[foreign-abi] RFR: JDK-8243669: Improve library loading for Panama libraries

Thu Apr 30 01:19:36 UTC 2020

On 4/28/20 8:56 PM, Maurizio Cimadamore wrote:
>> The idea with a standard API for reference counting would be to offer 
>> a framework that could be used for any native resources, not just 
>> memory segments or libraries or whatever next Panama is going to 
>> decide is "important", and that could be shared across any number of 
>> native libraries that are often used together to manage their 
>> resources in a sane way. Just for reference, here's an example with 
>> OpenCV and TensorFlow using JavaCPP's PointerScope:
>> http://bytedeco.org/news/2018/07/17/bytedeco-as-distribution/
> 
> My take on scope is that they work generally well - but, to make them 
> fully safe, then you have to start throwing in assumption about thread 
> confinement (which is described in this proposal). Your pointer API has 
> explicit retain/release method - if you call release() and the refCount 
> == 0 you deallocate. Right? (sorry if I got the library names wrong). 

Yes, that's the basic idea, but the point is that we can do everything 
via "scopes". We don't usually need to know that it's doing reference 
counting in the background, sort of like ARC in Swift.

> So, how do you solve problems like this:
> 
> Thread A accessing a pointer while thread B is 'releasing' it, where A 
> is not well-behaved and did NOT perform a retain() ?

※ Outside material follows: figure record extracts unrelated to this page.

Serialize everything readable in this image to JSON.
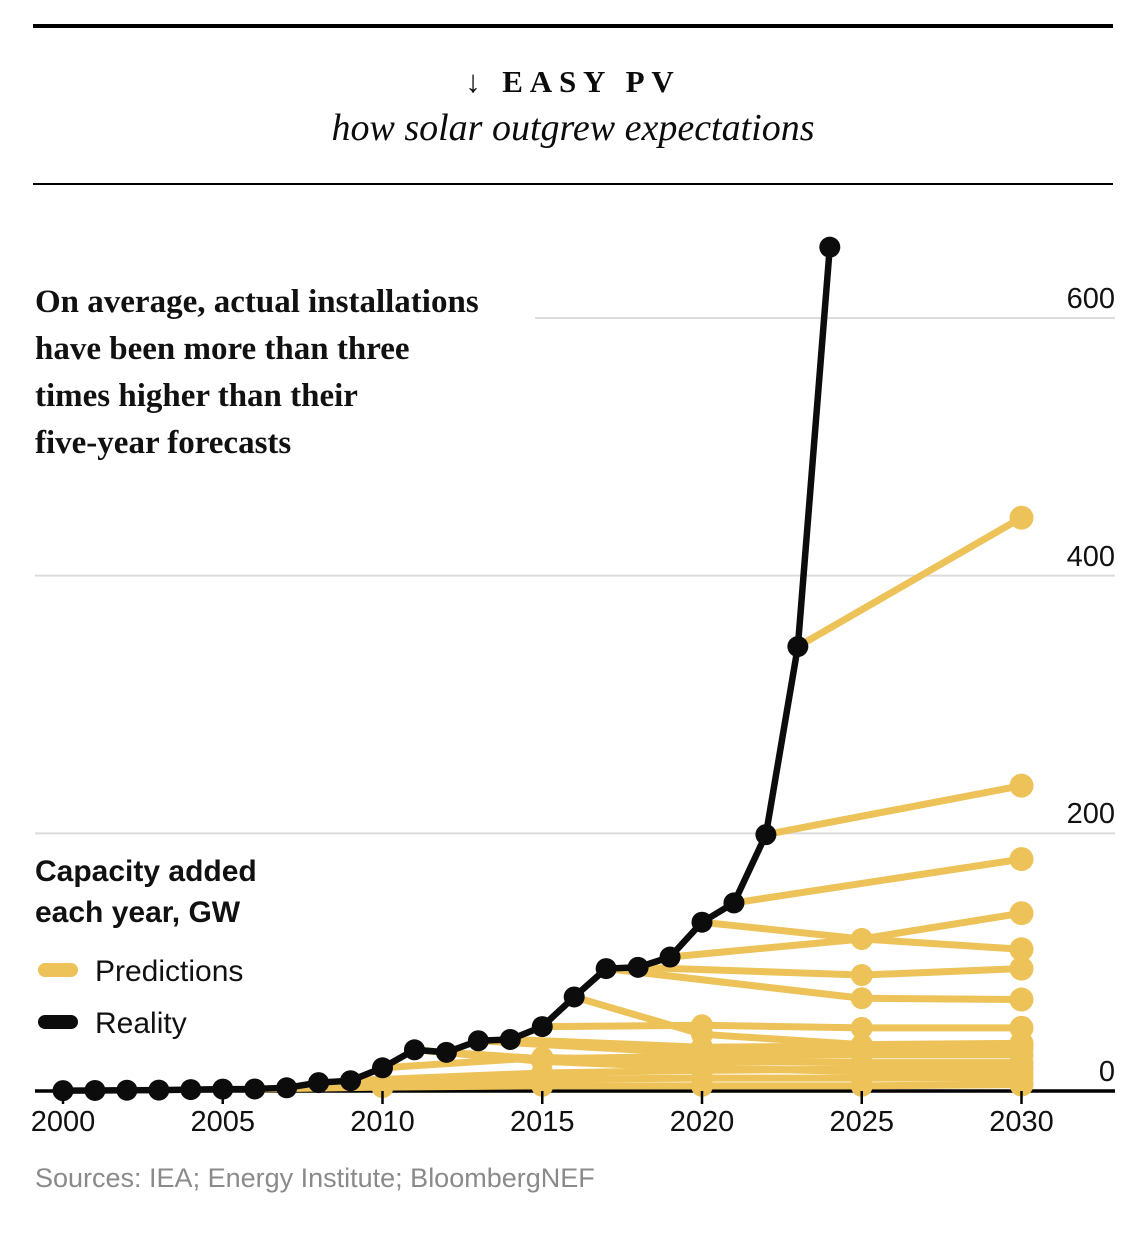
{
  "header": {
    "kicker": "↓ EASY PV",
    "subtitle": "how solar outgrew expectations"
  },
  "annotation": {
    "line1": "On average, actual installations",
    "line2": "have been more than three",
    "line3": "times higher than their",
    "line4": "five-year forecasts"
  },
  "axis_label": {
    "line1": "Capacity added",
    "line2": "each year, GW"
  },
  "legend": {
    "predictions_label": "Predictions",
    "reality_label": "Reality",
    "predictions_color": "#EDC258",
    "reality_color": "#0c0c0c"
  },
  "source_line": "Sources: IEA; Energy Institute; BloombergNEF",
  "colors": {
    "prediction_yellow": "#EDC258",
    "reality_black": "#0c0c0c",
    "gridline_gray": "#dcdcdc",
    "source_gray": "#8a8a8a"
  },
  "chart_data": {
    "type": "line",
    "title": "EASY PV — how solar outgrew expectations",
    "ylabel": "Capacity added each year, GW",
    "xlabel": "",
    "grid": "horizontal",
    "legend_position": "left",
    "xlim": [
      1999,
      2033
    ],
    "ylim": [
      0,
      675
    ],
    "x_ticks": [
      2000,
      2005,
      2010,
      2015,
      2020,
      2025,
      2030
    ],
    "y_ticks": [
      0,
      200,
      400,
      600
    ],
    "series": [
      {
        "name": "Reality",
        "color": "#0c0c0c",
        "points": [
          [
            2000,
            0.3
          ],
          [
            2001,
            0.4
          ],
          [
            2002,
            0.6
          ],
          [
            2003,
            0.7
          ],
          [
            2004,
            1.1
          ],
          [
            2005,
            1.5
          ],
          [
            2006,
            1.6
          ],
          [
            2007,
            2.5
          ],
          [
            2008,
            6.5
          ],
          [
            2009,
            8
          ],
          [
            2010,
            18
          ],
          [
            2011,
            32
          ],
          [
            2012,
            30
          ],
          [
            2013,
            39
          ],
          [
            2014,
            40
          ],
          [
            2015,
            50
          ],
          [
            2016,
            73
          ],
          [
            2017,
            95
          ],
          [
            2018,
            96
          ],
          [
            2019,
            104
          ],
          [
            2020,
            131
          ],
          [
            2021,
            146
          ],
          [
            2022,
            199
          ],
          [
            2023,
            345
          ],
          [
            2024,
            655
          ]
        ]
      },
      {
        "name": "Prediction made 2006",
        "color": "#EDC258",
        "points": [
          [
            2006,
            1.6
          ],
          [
            2010,
            3
          ],
          [
            2015,
            4
          ],
          [
            2020,
            4
          ],
          [
            2025,
            4
          ],
          [
            2030,
            5
          ]
        ]
      },
      {
        "name": "Prediction made 2008",
        "color": "#EDC258",
        "points": [
          [
            2008,
            6.5
          ],
          [
            2015,
            9
          ],
          [
            2020,
            10
          ],
          [
            2025,
            10
          ],
          [
            2030,
            10
          ]
        ]
      },
      {
        "name": "Prediction made 2009",
        "color": "#EDC258",
        "points": [
          [
            2009,
            8
          ],
          [
            2015,
            14
          ],
          [
            2020,
            16
          ],
          [
            2025,
            17
          ],
          [
            2030,
            18
          ]
        ]
      },
      {
        "name": "Prediction made 2010",
        "color": "#EDC258",
        "points": [
          [
            2010,
            18
          ],
          [
            2015,
            26
          ],
          [
            2020,
            23
          ],
          [
            2025,
            22
          ],
          [
            2030,
            22
          ]
        ]
      },
      {
        "name": "Prediction made 2011",
        "color": "#EDC258",
        "points": [
          [
            2011,
            32
          ],
          [
            2015,
            23
          ],
          [
            2020,
            18
          ],
          [
            2025,
            15
          ],
          [
            2030,
            14
          ]
        ]
      },
      {
        "name": "Prediction made 2012",
        "color": "#EDC258",
        "points": [
          [
            2012,
            30
          ],
          [
            2015,
            25
          ],
          [
            2020,
            27
          ],
          [
            2025,
            28
          ],
          [
            2030,
            28
          ]
        ]
      },
      {
        "name": "Prediction made 2013",
        "color": "#EDC258",
        "points": [
          [
            2013,
            39
          ],
          [
            2020,
            29
          ],
          [
            2025,
            31
          ],
          [
            2030,
            33
          ]
        ]
      },
      {
        "name": "Prediction made 2014",
        "color": "#EDC258",
        "points": [
          [
            2014,
            40
          ],
          [
            2020,
            34
          ],
          [
            2025,
            35
          ],
          [
            2030,
            36
          ]
        ]
      },
      {
        "name": "Prediction made 2015",
        "color": "#EDC258",
        "points": [
          [
            2015,
            50
          ],
          [
            2020,
            51
          ],
          [
            2025,
            49
          ],
          [
            2030,
            49
          ]
        ]
      },
      {
        "name": "Prediction made 2016",
        "color": "#EDC258",
        "points": [
          [
            2016,
            73
          ],
          [
            2020,
            44
          ],
          [
            2025,
            36
          ],
          [
            2030,
            37
          ]
        ]
      },
      {
        "name": "Prediction made 2017",
        "color": "#EDC258",
        "points": [
          [
            2017,
            95
          ],
          [
            2025,
            72
          ],
          [
            2030,
            71
          ]
        ]
      },
      {
        "name": "Prediction made 2018",
        "color": "#EDC258",
        "points": [
          [
            2018,
            96
          ],
          [
            2025,
            90
          ],
          [
            2030,
            95
          ]
        ]
      },
      {
        "name": "Prediction made 2019",
        "color": "#EDC258",
        "points": [
          [
            2019,
            104
          ],
          [
            2025,
            118
          ],
          [
            2030,
            138
          ]
        ]
      },
      {
        "name": "Prediction made 2020",
        "color": "#EDC258",
        "points": [
          [
            2020,
            131
          ],
          [
            2025,
            118
          ],
          [
            2030,
            110
          ]
        ]
      },
      {
        "name": "Prediction made 2021",
        "color": "#EDC258",
        "points": [
          [
            2021,
            146
          ],
          [
            2030,
            180
          ]
        ]
      },
      {
        "name": "Prediction made 2022",
        "color": "#EDC258",
        "points": [
          [
            2022,
            199
          ],
          [
            2030,
            237
          ]
        ]
      },
      {
        "name": "Prediction made 2023",
        "color": "#EDC258",
        "points": [
          [
            2023,
            345
          ],
          [
            2030,
            445
          ]
        ]
      }
    ]
  }
}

Right, it's not perfect, but I think these kinds of issues are solvable, 
if we're willing to spend time and work on them. For example, if 
something like `PointerScope` could be integrated into the Java language 
itself, we would be able to guarantee that what you describe above never 
happens, making everything thread-safe. I don't see any limitations in 
that regards, but I may be missing something. Could you provide an 
example that fails? Or is there just concern about the performance hit 
that could be incurred (in which case I'd still say "let's work on it")?

> So, in my mental model, refcounts, scopes are _tools. If the _goal_ is 
> to write a safe API, these tools, alone, are not going to save the day. 
> A scope-like abstraction can of course be made to work, if you bring 
> together _other_ restrictions (e.g. pointers in a scope can only be used 
> by one thread). Assuming your API (and your clients) are ok with that 
> restriction, of course. Otherwise, we're basically discussing ways on 
> how to build an _unsafe_ API, which is a much simpler problem and not 
> what the Foreign Memory Access API is trying to do.
> 
> 
> As for the claim that library and memory resources are in the same 
> league, I think even that claim is questionable. Memory can be short 
> lived - you allocate something on the stack, pass it on a function and 
> then clear the memory. But a library has (typically) a much longer 
> lifespan. So, while it is in general not great to rely on the GC to 
> auto-clean the memory allocated off-heap (there are many war stories as 
> to why this fails to scale at some point), I see very little gain in 
> adding a lot of complexity to allow for deterministic library unloading, 
> when the GC is probably going to do fine for such longer-lived objects - 
> at the same time avoiding the "same thread" restrictions, and providing 
> a guarantee that all native method handles derived from a library will 
> keep the library alive.

My point is that this can all be part of a standard API to deal with all 
these issues, *in one place*, instead of forcing users to come up with 
their own heuristics, over and over again, leaving us with a large 
amount of mental models to deal with. JavaCPP also relies on the GC to 
clean up things around, and as I mentioned in another thread, it even 
tries to call System.gc and malloc_trim(0) a few times as a last-ditch 
effort to not throw OutOfMemoryError. Why not put that kind of thing in 
the JDK where everyone can agree on something that makes sense instead 
of having them come up with different heuristics for these things? 
That's what I think we should agree on first, not the technical details 
of what should ultimately be done, but that there is a need to agree on 
doing something to standardize this, as has been done with varying 
levels of success in other languages like C++, Python, and Swift. If 
Java is different in that sense, could you explain why it needs to *not* 
provide a standard way of doing these kinds of things?

Samuel